Politico also obtained an email sent by another member of the advisory council, a Texas pastor, to the National Republican Committee, complaining, “The National Hispanic Advisory Council seems to be simply for optics, and I do not have the time or energy for a scam.”

So the Trump train-wreck of a campaign continues unabated, shedding light on how he would behave in the White House. After his first meeting with a head of state, he infuriates the man whom we count as a friend. He insinuates he will soften his position on immigration in order to seduce national Hispanic leaders to be his allies, only to betray them and leave them feeling used as stage pawns. He promises to build a fantasy wall to stop illegal immigration when open-field border crossings are becoming less popular due to heightened enforcement under President Barack Obama.
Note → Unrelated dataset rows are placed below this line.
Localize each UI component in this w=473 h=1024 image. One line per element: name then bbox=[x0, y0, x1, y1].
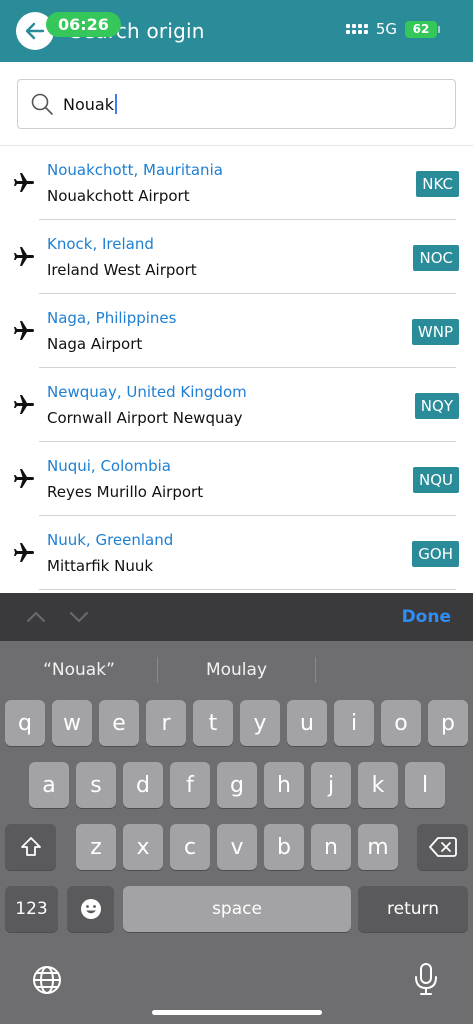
microphone-icon[interactable] bbox=[412, 962, 440, 996]
letter-key[interactable]: m bbox=[358, 824, 398, 870]
battery-level: 62 bbox=[412, 21, 430, 36]
result-city: Nuqui, Colombia bbox=[47, 457, 171, 475]
result-city: Knock, Ireland bbox=[47, 235, 154, 253]
result-item[interactable]: Nouakchott, Mauritania Nouakchott Airport… bbox=[0, 146, 473, 220]
result-airport: Naga Airport bbox=[47, 335, 143, 353]
arrow-left-icon bbox=[25, 22, 45, 40]
letter-key[interactable]: r bbox=[146, 700, 186, 746]
return-key[interactable]: return bbox=[358, 886, 468, 932]
chevron-up-icon[interactable] bbox=[26, 607, 46, 627]
airport-code-badge: NOC bbox=[413, 245, 459, 271]
letter-key[interactable]: u bbox=[287, 700, 327, 746]
airplane-icon bbox=[12, 319, 36, 343]
result-city: Nouakchott, Mauritania bbox=[47, 161, 223, 179]
letter-key[interactable]: x bbox=[123, 824, 163, 870]
network-type: 5G bbox=[375, 20, 397, 38]
letter-key[interactable]: f bbox=[170, 762, 210, 808]
result-item[interactable]: Nuqui, Colombia Reyes Murillo Airport NQU bbox=[0, 442, 473, 516]
shift-icon bbox=[20, 837, 41, 856]
letter-key[interactable]: n bbox=[311, 824, 351, 870]
emoji-icon bbox=[80, 899, 101, 919]
results-list: Nouakchott, Mauritania Nouakchott Airport… bbox=[0, 146, 473, 590]
backspace-icon bbox=[428, 837, 457, 857]
result-item[interactable]: Knock, Ireland Ireland West Airport NOC bbox=[0, 220, 473, 294]
result-airport: Ireland West Airport bbox=[47, 261, 197, 279]
airplane-icon bbox=[12, 245, 36, 269]
search-icon bbox=[31, 93, 53, 115]
letter-key[interactable]: i bbox=[334, 700, 374, 746]
app-header: Search origin 06:26 5G 62 bbox=[0, 0, 473, 62]
letter-key[interactable]: d bbox=[123, 762, 163, 808]
airplane-icon bbox=[12, 541, 36, 565]
result-airport: Nouakchott Airport bbox=[47, 187, 190, 205]
letter-key[interactable]: g bbox=[217, 762, 257, 808]
letter-key[interactable]: s bbox=[76, 762, 116, 808]
airport-code-badge: NQY bbox=[414, 393, 459, 419]
airport-code-badge: GOH bbox=[412, 541, 459, 567]
chevron-down-icon[interactable] bbox=[69, 607, 89, 627]
result-airport: Mittarfik Nuuk bbox=[47, 557, 154, 575]
letter-key[interactable]: e bbox=[99, 700, 139, 746]
airport-code-badge: NKC bbox=[416, 171, 459, 197]
letter-key[interactable]: q bbox=[5, 700, 45, 746]
result-item[interactable]: Nuuk, Greenland Mittarfik Nuuk GOH bbox=[0, 516, 473, 590]
letter-key[interactable]: c bbox=[170, 824, 210, 870]
letter-key[interactable]: k bbox=[358, 762, 398, 808]
result-airport: Cornwall Airport Newquay bbox=[47, 409, 243, 427]
letter-key[interactable]: z bbox=[76, 824, 116, 870]
airport-code-badge: WNP bbox=[411, 319, 459, 345]
status-time: 06:26 bbox=[46, 12, 121, 37]
letter-key[interactable]: l bbox=[405, 762, 445, 808]
battery-icon: 62 bbox=[405, 20, 440, 38]
letter-key[interactable]: t bbox=[193, 700, 233, 746]
globe-icon[interactable] bbox=[31, 964, 63, 996]
backspace-key[interactable] bbox=[417, 824, 468, 870]
letter-key[interactable]: a bbox=[29, 762, 69, 808]
airplane-icon bbox=[12, 393, 36, 417]
done-button[interactable]: Done bbox=[402, 607, 451, 627]
suggestion-item[interactable]: “Nouak” bbox=[0, 660, 158, 680]
letter-key[interactable]: y bbox=[240, 700, 280, 746]
space-key[interactable]: space bbox=[123, 886, 351, 932]
signal-icon bbox=[345, 24, 368, 34]
search-bar: Nouak bbox=[0, 62, 473, 146]
text-caret bbox=[114, 94, 117, 114]
suggestion-divider bbox=[315, 657, 316, 683]
emoji-key[interactable] bbox=[67, 886, 114, 932]
result-item[interactable]: Newquay, United Kingdom Cornwall Airport … bbox=[0, 368, 473, 442]
letter-key[interactable]: o bbox=[381, 700, 421, 746]
numbers-key[interactable]: 123 bbox=[5, 886, 58, 932]
keyboard: “Nouak” Moulay 123 space return q w e r … bbox=[0, 641, 473, 1024]
letter-key[interactable]: h bbox=[264, 762, 304, 808]
airport-code-badge: NQU bbox=[412, 467, 459, 493]
shift-key[interactable] bbox=[5, 824, 56, 870]
home-indicator bbox=[152, 1010, 322, 1015]
airplane-icon bbox=[12, 467, 36, 491]
result-item[interactable]: Naga, Philippines Naga Airport WNP bbox=[0, 294, 473, 368]
suggestion-item[interactable]: Moulay bbox=[158, 660, 315, 680]
letter-key[interactable]: j bbox=[311, 762, 351, 808]
status-indicators: 5G 62 bbox=[345, 20, 440, 38]
letter-key[interactable]: w bbox=[52, 700, 92, 746]
row-divider bbox=[39, 589, 456, 590]
letter-key[interactable]: p bbox=[428, 700, 468, 746]
keyboard-toolbar: Done bbox=[0, 593, 473, 641]
letter-key[interactable]: v bbox=[217, 824, 257, 870]
search-value: Nouak bbox=[63, 94, 114, 114]
airplane-icon bbox=[12, 171, 36, 195]
result-city: Naga, Philippines bbox=[47, 309, 177, 327]
result-city: Nuuk, Greenland bbox=[47, 531, 174, 549]
suggestion-bar: “Nouak” Moulay bbox=[0, 641, 473, 699]
letter-key[interactable]: b bbox=[264, 824, 304, 870]
result-city: Newquay, United Kingdom bbox=[47, 383, 247, 401]
search-input[interactable]: Nouak bbox=[17, 79, 456, 129]
result-airport: Reyes Murillo Airport bbox=[47, 483, 204, 501]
He would round up millions of people living here without proper documents and deport them apparently without grasping the manpower, jail facilities and courtrooms such a dragnet and court proceedings would require.

We add these observations to ones already tallied: that his business empire is built largely on bankruptcies at the expense of investors and laborers; that 50 of the nation’s leading national security experts who have served presidents from both parties say Trump can’t be trusted; that he refuses to release his tax returns because he’s hiding something; that he insults women and minorities and dismisses global warming; that he’s already planting the notion that the elections in November will be rigged; that he advocates violence when he doesn’t get his way; and he admires terrorists and is nonchalant about his buddy Russian President Vladimir Putin’s aggressions in Europe and invites Russia to break into our computer servers.

And some people think he's fit to be our president?